I have written about my attempt with Rust and MediaWiki before. This post is an update on my progress.

I started out writing a MediaWiki API crate to be able to talk to MediaWiki installations from Rust. I was then pointed to a wikibase crate by Tobias Schönberg and others, to which I subsequently contributed some code, including improvements to the existing codebase, but also an “entity cache” struct (to retrieve and manage larger amounts of entities from Wikibase/Wikidata), as well as an “entity diff” struct.

The latter is something I had started in PHP before, but never really finished. The idea is that, when creating or updating an entity, instead of painstakingly testing if each statement/label/etc. exists, one simply creates a new, blank item, fills it with all the data that should be in there, and then generates a “diff” to a blank (for creating) or existing (for updating) entity. That diff can then be passed to the wbeditentity API action. The diff generation can be fine-tuned, e.g. only add English labels, or add/update (but not remove) P31 statements.

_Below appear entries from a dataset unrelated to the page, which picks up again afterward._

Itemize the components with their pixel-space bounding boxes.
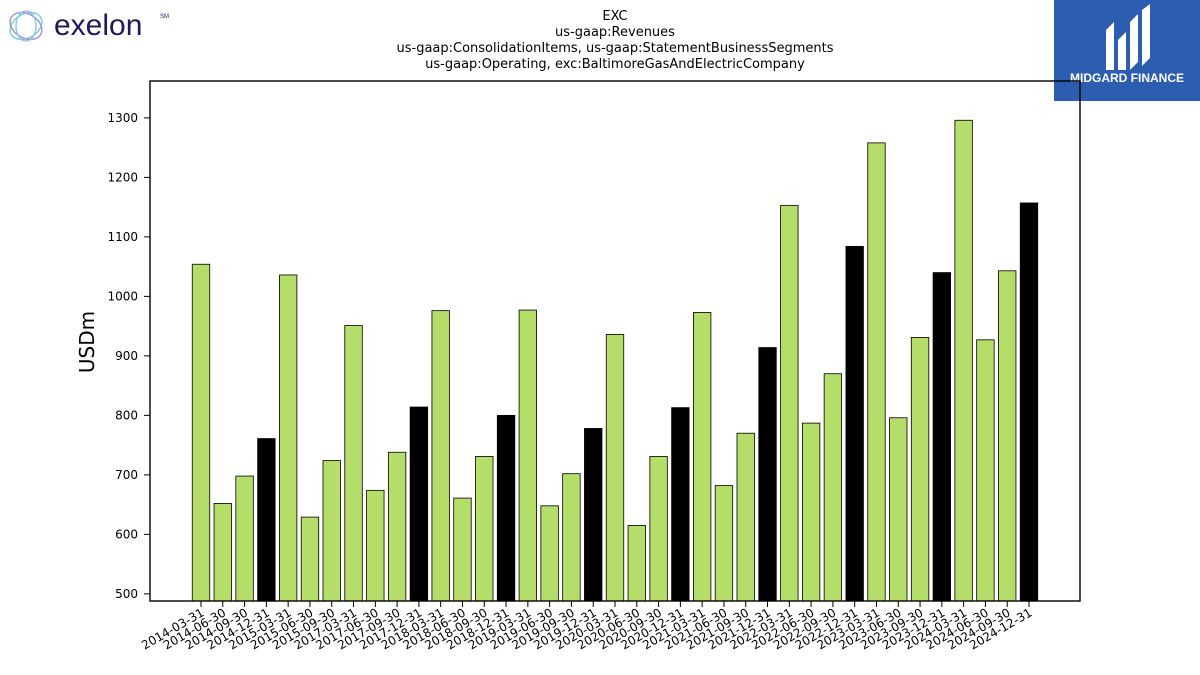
bar-2023-03-31 — [867, 142, 886, 602]
bar-2021-12-31 — [758, 347, 777, 602]
bar-2018-12-31 — [496, 414, 516, 602]
bar-2021-06-30 — [714, 485, 734, 602]
bar-2014-06-30 — [213, 503, 232, 602]
x-axis: 2014-03-312014-06-302014-09-302014-12-31… — [139, 601, 1035, 652]
bar-2015-03-31 — [279, 274, 298, 602]
bar-2019-03-31 — [518, 309, 537, 602]
exelon-wordmark: exelon — [54, 9, 142, 42]
exelon-swirl-icon — [9, 10, 43, 42]
y-tick-label-1000: 1000 — [107, 289, 138, 303]
bar-2020-09-30 — [649, 456, 668, 602]
exelon-logo-mark: exelon SM — [9, 9, 169, 42]
bar-2023-06-30 — [889, 417, 908, 602]
bar-2019-12-31 — [584, 428, 603, 602]
bar-2020-03-31 — [605, 334, 625, 602]
y-tick-label-500: 500 — [115, 587, 138, 601]
bar-2022-09-30 — [823, 373, 843, 602]
y-axis-label: USDm — [75, 311, 99, 373]
chart-title-line-1: EXC — [602, 9, 627, 24]
bar-2014-09-30 — [235, 475, 254, 602]
y-tick-label-600: 600 — [115, 527, 138, 541]
bar-2014-03-31 — [191, 263, 211, 602]
bar-2024-09-30 — [998, 270, 1017, 602]
bar-2022-03-31 — [780, 204, 799, 602]
midgard-finance-logo: MIDGARD FINANCE — [1054, 0, 1200, 101]
y-tick-label-900: 900 — [115, 349, 138, 363]
bar-2022-06-30 — [801, 422, 821, 602]
bar-2020-12-31 — [671, 407, 690, 602]
bar-2022-12-31 — [845, 245, 864, 602]
bar-2023-09-30 — [910, 337, 930, 602]
y-tick-label-800: 800 — [115, 408, 138, 422]
exelon-logo: exelon SM — [4, 4, 174, 48]
midgard-logo-graphic: MIDGARD FINANCE — [1070, 4, 1184, 85]
y-tick-label-1200: 1200 — [107, 170, 138, 184]
bar-2017-12-31 — [409, 406, 429, 602]
bar-2017-06-30 — [366, 489, 385, 602]
bar-2015-06-30 — [300, 516, 320, 602]
exelon-service-mark: SM — [160, 14, 169, 20]
bar-2014-12-31 — [257, 438, 276, 602]
bar-2024-06-30 — [976, 339, 995, 602]
y-tick-label-1300: 1300 — [107, 111, 138, 125]
bar-series — [191, 119, 1039, 602]
midgard-wordmark: MIDGARD FINANCE — [1070, 71, 1184, 85]
bar-2024-12-31 — [1019, 202, 1039, 602]
chart-title-line-3: us-gaap:ConsolidationItems, us-gaap:Stat… — [396, 41, 833, 56]
y-tick-label-700: 700 — [115, 468, 138, 482]
bar-2017-03-31 — [344, 325, 363, 602]
bar-2018-09-30 — [475, 456, 494, 602]
plot-frame — [149, 80, 1081, 602]
bar-2021-09-30 — [736, 432, 755, 602]
bar-2018-03-31 — [431, 310, 450, 602]
bar-2019-06-30 — [540, 505, 559, 602]
bar-2021-03-31 — [693, 312, 712, 602]
y-axis: 500 600 700 800 900 1000 1100 1200 1300 — [107, 111, 150, 601]
bar-2024-03-31 — [954, 119, 973, 602]
chart-title-line-4: us-gaap:Operating, exc:BaltimoreGasAndEl… — [425, 57, 805, 72]
y-tick-label-1100: 1100 — [107, 230, 138, 244]
chart-title-line-2: us-gaap:Revenues — [555, 25, 675, 40]
bar-2019-09-30 — [562, 473, 581, 602]
bar-2023-12-31 — [932, 272, 951, 602]
bar-2020-06-30 — [627, 525, 646, 602]
midgard-emblem-icon — [1106, 4, 1150, 70]
bar-2017-09-30 — [387, 451, 407, 602]
bar-2018-06-30 — [453, 497, 472, 602]
chart-title: EXC us-gaap:Revenues us-gaap:Consolidati… — [396, 9, 833, 72]
bar-2015-09-30 — [322, 460, 341, 602]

Armed with these two crates, I went to re-create a functionality that I had written in PHP before: creation and updating of items for scientific publications, mainly used in my SouceMD tool. The code underlying that tool has grown over the years, meaning it’s a mess, and has also developed some idiosyncrasies that lead to unfortunate edits.

For a rewrite in Rust, I also wanted to make the code more modular, especially regarding the data sources. I did find a crate to query CrossRef, but not much else. So I wrote new crates to query pubmed, ORCID, and Semantic Scholar. All these crates are completely independent of MediaWiki/Wikibase; they can be re-used in any kind of Rust code related to scientific publications. I consider them a sound investment into the Rust crate ecosystem.

With these crates in a basic but usable state, I went to write papers, Rust code (not a crate just yet) to gather data from the above sources, and inject them into Wikidata. I wrote a Rust trait to represent a generic source, and then wrote adapter structs for each of the sources. Finally, I added some wrapper code to take a list of adapters, query them about a paper, and update Wikidata accordingly. It can already

  • iteratively gather IDs (supply a PubMed ID, PubMed might get a DOI, which then can get you data from ORCID)
  • find item(s) for these IDs on Wikidata
  • gather information about the authors of the paper
  • find items for these authors on Wikidata
  • create new author items, or update existing ones, on Wikidata
  • create new paper items, or update existing ones, on Wikidata (no author statement updates yet)

The adapter trait is designed to both unify data across sources (e.g. use standardized author information), but also allow to update paper items with source-specific data (e.g. publication dates, Mesh terms). This system is open to add more adapters for different sources. It is also flexible enough to extend to other, similar “publication types”, such as book, or maybe even artwork. My test example shows how easy it is to use in other code; indeed, I am already using it in Rust code I developed for my work (publication in progress).

I see all of this as a seeding of the Rust crate system with easily reusable, MediaWiki-related code. I will add more such code in the future, and hope this will help in the adoption of Rust in the MediaWiki programmer community. Watch this space.

Update: Now available as a crate!

One Comment

  1. GerardM wrote:

    When will this code go live in SourceMD ?? Would it be possible to add a “sanity check”? It would be cool when double entries of author names strings are handled and the deletion when it has not been done before.